Fraud triangle illustrated in a movie

I recently enjoyed the 1968 version of The Producers. Wonderful stuff. Lots of laugh lines I’d forgotten about since I watched it last.

While watching, I realized there was a great illustration of a fraud triangle developed in about 5 minutes or so. For an edifying, educational exercise, let’s review the sequence to illustrate the concept of fraud triangles.

As you recall this is the story of Max Bialystock, the down-on-his-luck theatrical producer, and Leo Bloom, the mousey staff accountant sent out by Max’s CPA firm.  Zero Mostel plays Max and Gene Wilder is Leo.

Leo realizes that a theatrical flop would allow telling all the funders that they lost their money. Producing a flop could result in making a fortune. At this point, it is an intellectual concept only.

Max suggests they intentionally create a disaster, severely oversubscribe investors, and go to Brazil with the money after the show closes, if the show even makes it through the first night.

So the opportunity is in place. Next the motivation.

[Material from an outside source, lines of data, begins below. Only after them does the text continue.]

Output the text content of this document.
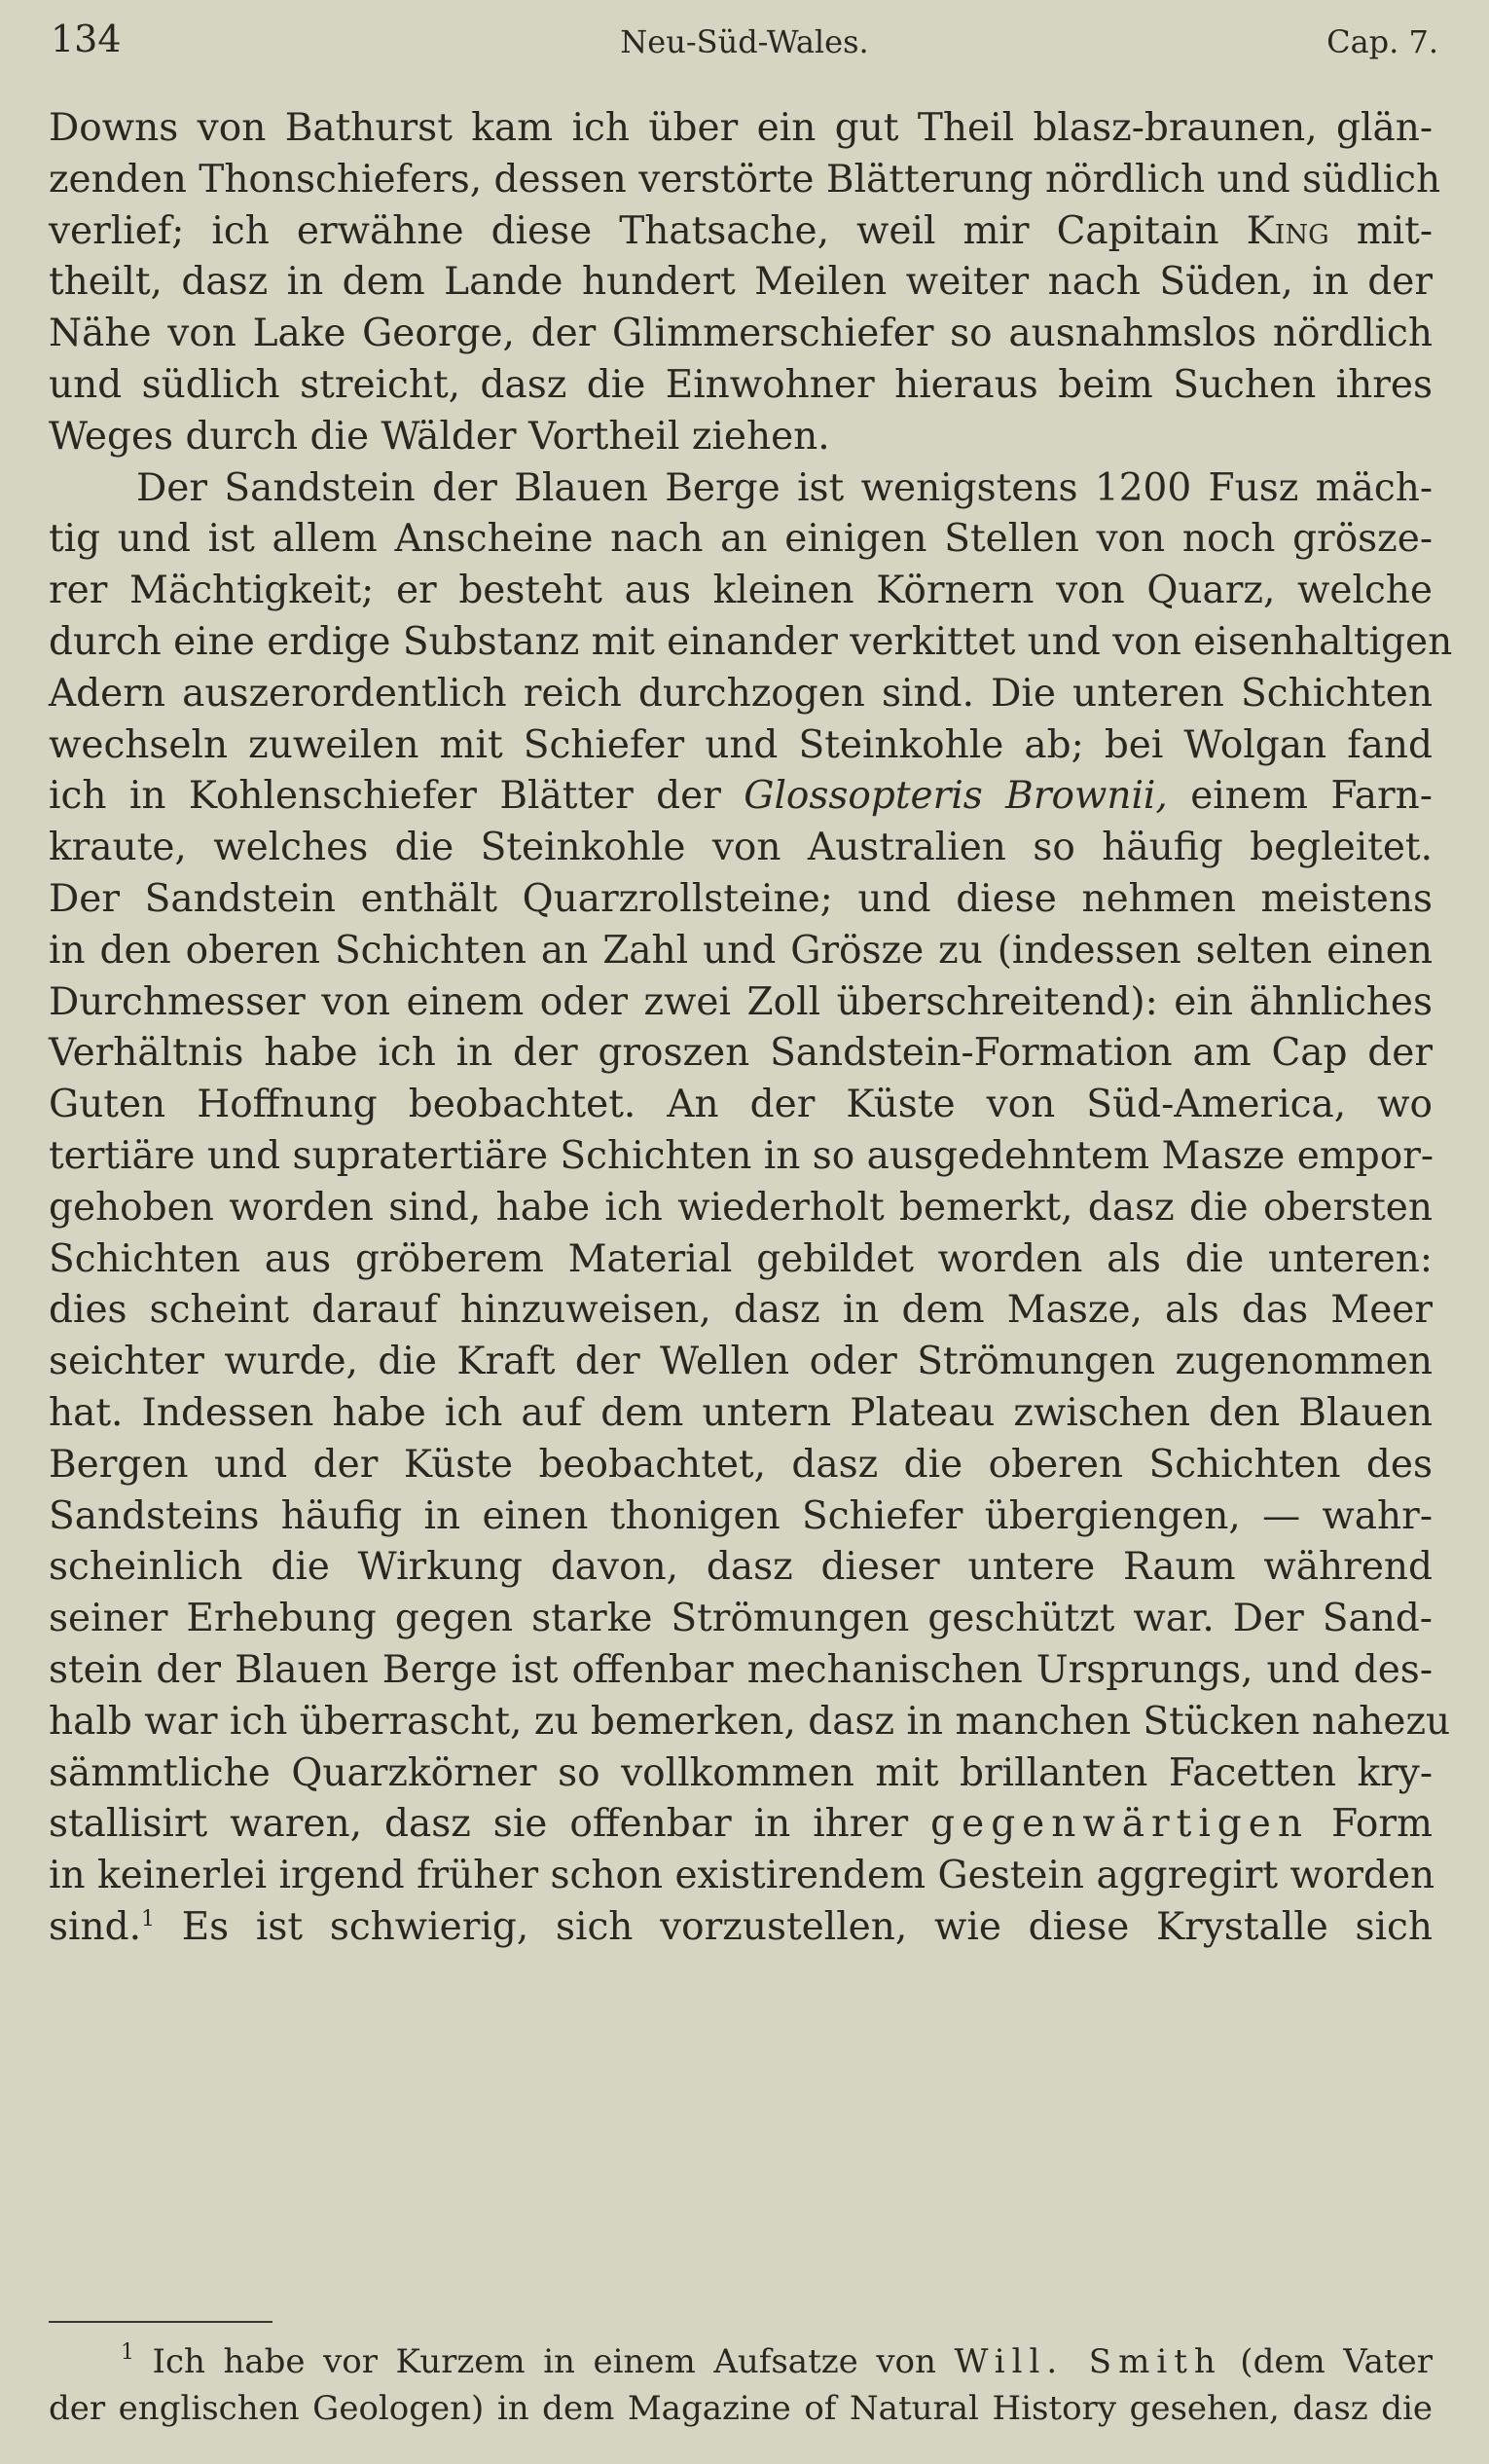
134	Neu-Süd-Wales.	Cap. 7.
Downs von Bathurst kam ich über ein gut Theil blasz-braunen, glän-
zenden Thonschiefers, dessen verstörte Blätterung nördlich und südlich
verlief; ich erwähne diese Thatsache, weil mir Capitain King mit-
theilt, dasz in dem Lande hundert Meilen weiter nach Süden, in der
Nähe von Lake George, der Glimmerschiefer so ausnahmslos nördlich
und südlich streicht, dasz die Einwohner hieraus beim Suchen ihres
Weges durch die Wälder Vortheil ziehen.
Der Sandstein der Blauen Berge ist wenigstens 1200 Fusz mäch-
tig und ist allem Anscheine nach an einigen Stellen von noch grösze-
rer Mächtigkeit; er besteht aus kleinen Körnern von Quarz, welche
durch eine erdige Substanz mit einander verkittet und von eisenhaltigen
Adern auszerordentlich reich durchzogen sind. Die unteren Schichten
wechseln zuweilen mit Schiefer und Steinkohle ab; bei Wolgan fand
ich in Kohlenschiefer Blätter der Glossopteris Brownii, einem Farn-
kraute, welches die Steinkohle von Australien so häufig begleitet.
Der Sandstein enthält Quarzrollsteine; und diese nehmen meistens
in den oberen Schichten an Zahl und Grösze zu (indessen selten einen
Durchmesser von einem oder zwei Zoll überschreitend): ein ähnliches
Verhältnis habe ich in der groszen Sandstein-Formation am Cap der
Guten Hoffnung beobachtet. An der Küste von Süd-America, wo
tertiäre und supratertiäre Schichten in so ausgedehntem Masze empor-
gehoben worden sind, habe ich wiederholt bemerkt, dasz die obersten
Schichten aus gröberem Material gebildet worden als die unteren:
dies scheint darauf hinzuweisen, dasz in dem Masze, als das Meer
seichter wurde, die Kraft der Wellen oder Strömungen zugenommen
hat. Indessen habe ich auf dem untern Plateau zwischen den Blauen
Bergen und der Küste beobachtet, dasz die oberen Schichten des
Sandsteins häufig in einen thonigen Schiefer übergiengen, — wahr-
scheinlich die Wirkung davon, dasz dieser untere Raum während
seiner Erhebung gegen starke Strömungen geschützt war. Der Sand-
stein der Blauen Berge ist offenbar mechanischen Ursprungs, und des-
halb war ich überrascht, zu bemerken, dasz in manchen Stücken nahezu
sämmtliche Quarzkörner so vollkommen mit brillanten Facetten kry-
stallisirt waren, dasz sie offenbar in ihrer gegenwärtigen Form
in keinerlei irgend früher schon existirendem Gestein aggregirt worden
sind.$^1$ Es ist schwierig, sich vorzustellen, wie diese Krystalle sich
$^1$ Ich habe vor Kurzem in einem Aufsatze von Will. Smith (dem Vater
der englischen Geologen) in dem Magazine of Natural History gesehen, dasz die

Max takes Leo to the park, feeds him, takes him on the merry-go-round, buys him a balloon and deserts.

Here comes the motivation and then rationalization.

Max is standing behind Leo as they look down from the Empire State Building. I’ll quote just a few lines.

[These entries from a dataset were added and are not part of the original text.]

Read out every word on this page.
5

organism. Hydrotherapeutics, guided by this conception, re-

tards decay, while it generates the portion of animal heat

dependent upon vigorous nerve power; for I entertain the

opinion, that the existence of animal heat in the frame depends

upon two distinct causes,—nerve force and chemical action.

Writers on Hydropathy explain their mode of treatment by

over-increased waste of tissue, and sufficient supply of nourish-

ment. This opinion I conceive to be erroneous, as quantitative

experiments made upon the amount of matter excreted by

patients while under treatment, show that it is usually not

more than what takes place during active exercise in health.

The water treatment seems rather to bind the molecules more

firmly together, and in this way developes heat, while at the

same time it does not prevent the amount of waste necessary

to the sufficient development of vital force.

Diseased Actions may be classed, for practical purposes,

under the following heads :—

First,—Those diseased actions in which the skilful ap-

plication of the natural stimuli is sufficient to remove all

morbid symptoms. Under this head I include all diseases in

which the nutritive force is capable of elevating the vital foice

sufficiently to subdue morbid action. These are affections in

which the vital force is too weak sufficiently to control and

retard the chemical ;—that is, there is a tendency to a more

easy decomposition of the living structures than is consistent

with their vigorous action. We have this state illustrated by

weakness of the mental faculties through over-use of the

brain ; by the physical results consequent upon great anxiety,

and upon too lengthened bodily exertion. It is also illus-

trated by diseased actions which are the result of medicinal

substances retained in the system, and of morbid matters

Max: There it is Bloom. The most exciting city in the world. Thrills. Adventure. Romance. Everything you ever dreamed of is down there.  Big black limousines, gold cigarette cases, elegant ladies with long legs.  All you need is money, Bloom. Money is honey.

See all that motivation? Money, riches, luxury. 

Coming out of a theater Max gives more encouragement.

The motivation is set. Now all we need is the rationalization.

Max and Leo are in front of a fountain for the final part of the fraud triangle.

Leo: But if we get caught, we’ll go to prison.

Uh. Yeah. That’s the way it works. But Max won’t let go.

Max: You think you’re not in prison now? Living in a gray little room, going to a gray little job, leading a gray little life?

See that sly rationalization? The hook is in place, Leo takes & sets it himself.

Leo: That’s right. I’m a nothing. I spend my life counting other people’s money. People I’m smarter than. Better than. Where’s my share? Where’s Leo Bloom’s share? (standing up) I want … I want …. I want everything I’ve ever seen in the movies!

The rationalization is complete.

Max: Leo! Say you’ll join me!

Leo: I’ll do it! By God, I’ll do it!

The fountains shoot illuminated water 30 feet into the air as Leo joyfully runs around the fountain.

And it’s full steam ahead on the massive fraud.

So here we have:

  • Opportunity. Oversubscribe a flop.
  • Motivation. Money – greed. Gorgeous women – lust.
  • Rationalization. Where’s my share? I deserve it.

Of course it’s Hollywood so the journey is quick, but in just a few minutes Leo goes from a mousey accountant to opportunity, motivation, and rationalization, and ending with a wilful commitment to the fraud.

So there you go. A cinematic illustration of the fraud triangle.

If you don’t have the movie in your library, or available on Amazon prime rental, or on Netflix, you can check out the scene at YouTube here. Or order it on-line. But check it out. An entertaining accounting education.

Who would have ever guessed we could learn audit theory from Mel Brooks? Hmm. Perhaps I ought to do some accounting research this weekend with my copy of Young Frankenstein and Blazing Saddles.